Role of seminal plasma in the anti-HIV-1 activity of candidate microbicides

Abstract

Background: Evaluation of microbicides for prevention of HIV-1 infection in macaque models for vaginal infection has indicated that the concentrations of active compounds needed for protection by far exceed levels sufficient for complete inhibition of infection in vitro. These experiments were done in the absence of seminal plasma (SP), a vehicle for sexual transmission of the virus. To gain insight into the possible effect of SP on the performance of selected microbicides, their anti-HIV-1 activity in the presence, and absence of SP, was determined.

Methods: The inhibitory activity of compounds against the X4 virus, HIV-1 IIIB, and the R5 virus, HIV-1 BaL was determined using TZM-bl indicator cells and quantitated by measuring beta-galactosidase induced by infection. The virucidal properties of cellulose acetate 1,2-benzene-dicarboxylate (CAP), the only microbicide provided in water insoluble, micronized form, in the presence of SP was measured.

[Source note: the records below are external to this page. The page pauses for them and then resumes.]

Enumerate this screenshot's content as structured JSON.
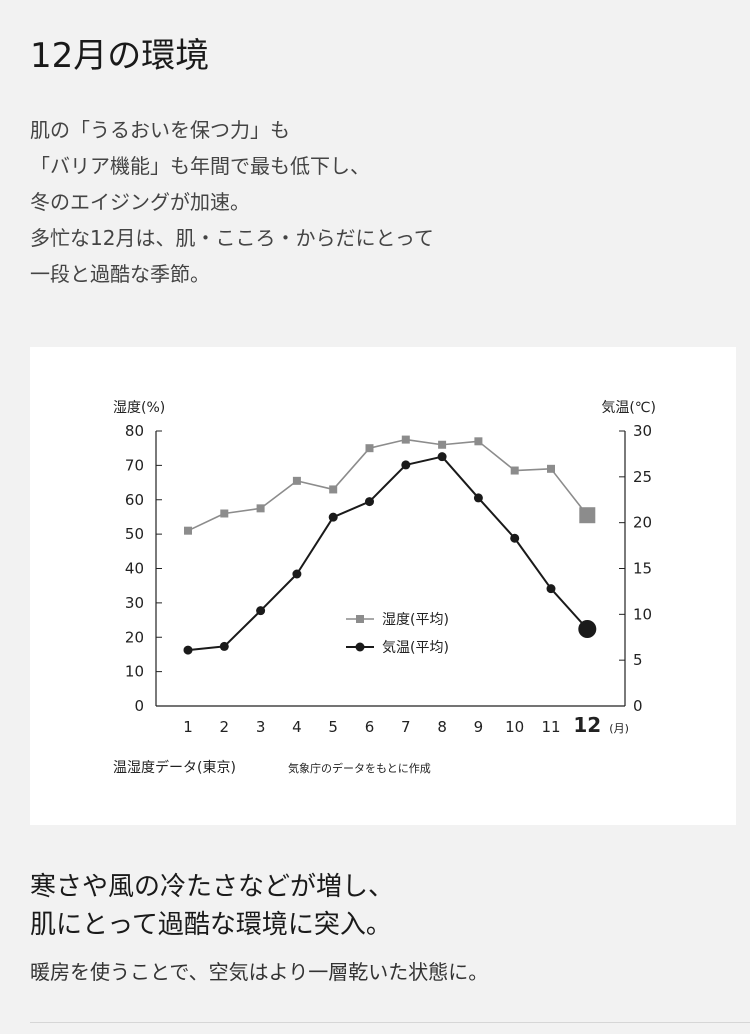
{
  "section": {
    "title": "12月の環境"
  },
  "intro": {
    "lines": [
      "肌の「うるおいを保つ力」も",
      "「バリア機能」も年間で最も低下し、",
      "冬のエイジングが加速。",
      "多忙な12月は、肌・こころ・からだにとって",
      "一段と過酷な季節。"
    ]
  },
  "chart_data": {
    "type": "line",
    "left_axis_label": "湿度(%)",
    "right_axis_label": "気温(℃)",
    "x_unit_label": "(月)",
    "categories": [
      "1",
      "2",
      "3",
      "4",
      "5",
      "6",
      "7",
      "8",
      "9",
      "10",
      "11",
      "12"
    ],
    "highlight_category": "12",
    "left_ylim": [
      0,
      80
    ],
    "left_ticks": [
      0,
      10,
      20,
      30,
      40,
      50,
      60,
      70,
      80
    ],
    "right_ylim": [
      0,
      30
    ],
    "right_ticks": [
      0,
      5,
      10,
      15,
      20,
      25,
      30
    ],
    "series": [
      {
        "name": "湿度(平均)",
        "axis": "left",
        "marker": "square",
        "color": "#8c8c8c",
        "values": [
          51,
          56,
          57.5,
          65.5,
          63,
          75,
          77.5,
          76,
          77,
          68.5,
          69,
          55.5
        ]
      },
      {
        "name": "気温(平均)",
        "axis": "right",
        "marker": "circle",
        "color": "#1a1a1a",
        "values": [
          6.1,
          6.5,
          10.4,
          14.4,
          20.6,
          22.3,
          26.3,
          27.2,
          22.7,
          18.3,
          12.8,
          8.4
        ]
      }
    ],
    "legend_position": "center",
    "footnote_main": "温湿度データ(東京)",
    "footnote_sub": "気象庁のデータをもとに作成",
    "grid": false
  },
  "closing": {
    "heading_lines": [
      "寒さや風の冷たさなどが増し、",
      "肌にとって過酷な環境に突入。"
    ],
    "subtext": "暖房を使うことで、空気はより一層乾いた状態に。"
  }
}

Results: The HIV-1 inhibitory activity of the polymeric microbicides, poly(naphthalene sulfonate), cellulose sulfate, carrageenan, CAP (in soluble form) and polystyrene sulfonate, respectively, was considerably (range approximately 4 to approximately 73-fold) diminished in the presence of SP (33.3%). Formulations of micronized CAP, providing an acidic buffering system even in the presence of an SP volume excess, effectively inactivated HIV-1 infectivity.

Conclusion: The data presented here suggest that the in vivo efficacy of polymeric microbicides, acting as HIV-1 entry inhibitors, might become at least partly compromised by the inevitable presence of SP. These possible disadvantages could be overcome by combining the respective polymers with acidic pH buffering systems (built-in for formulations of micronized CAP) or with other anti-HIV-1 compounds, the activity of which is not affected by SP, e.g. reverse transcriptase and zinc finger inhibitors.

Figure 1

Inhibition of HIV-1 IIIB infection by negatively charged polymers in the presence (33.3%; v/v), and absence of seminal plasma, respectively. TZM-bl indicator cells and β-galactosidase readout were used for quantitative analysis of HIV-1 infection.

Figure 2

pH changes caused by addition of seminal plasma to 180 mg Aquateric. Increasing volumes of seminal plasma were added to 180 mg Aquateric, and pH was measured. Aquateric is a micronized form of CAP and consists of ≈ 67% CAP and ≈ 33% poloxamer + distilled acetylated monoglycerides. CAP formulations have been designed to contain 180 mg Aquateric per gram of formulation.

Figure 3

Dissolution rate of CAP as a function of pH. Data are derived from J. Spitael and R. Klinget: Solubility and dissolution rate of enteric polymers, Acta Pharmaceutica technologica 1979; S7:163–168 [56].

Figure 4

CAP solubility in seminal plasma-Aquateric formulation mixtures. Increasing volumes of seminal plasma were added to one ml of formulation 1 (see Methods section). The pH was measured; the mixtures were centrifuged to pellet most of Aquateric and CAP in the supernatant fluids was quantitated [25].

Figure 5

HIV-1 BaL inactivation in seminal plasma-Aquateric formulation mixtures. Increasing volumes of seminal plasma were added to aliquots of formulation 2 (see Methods section). After 5 min at 37°C, the samples were cooled in ice, and residual infectivity was measured. The decrease in extent of virus inactivation reflects both dilutions of the Aquateric formulation by seminal plasma and a concomitant pH increase. Samples diluted ≤ 8-fold were cytotoxic due to low pH, and the percentage of virus inactivation could not be determined.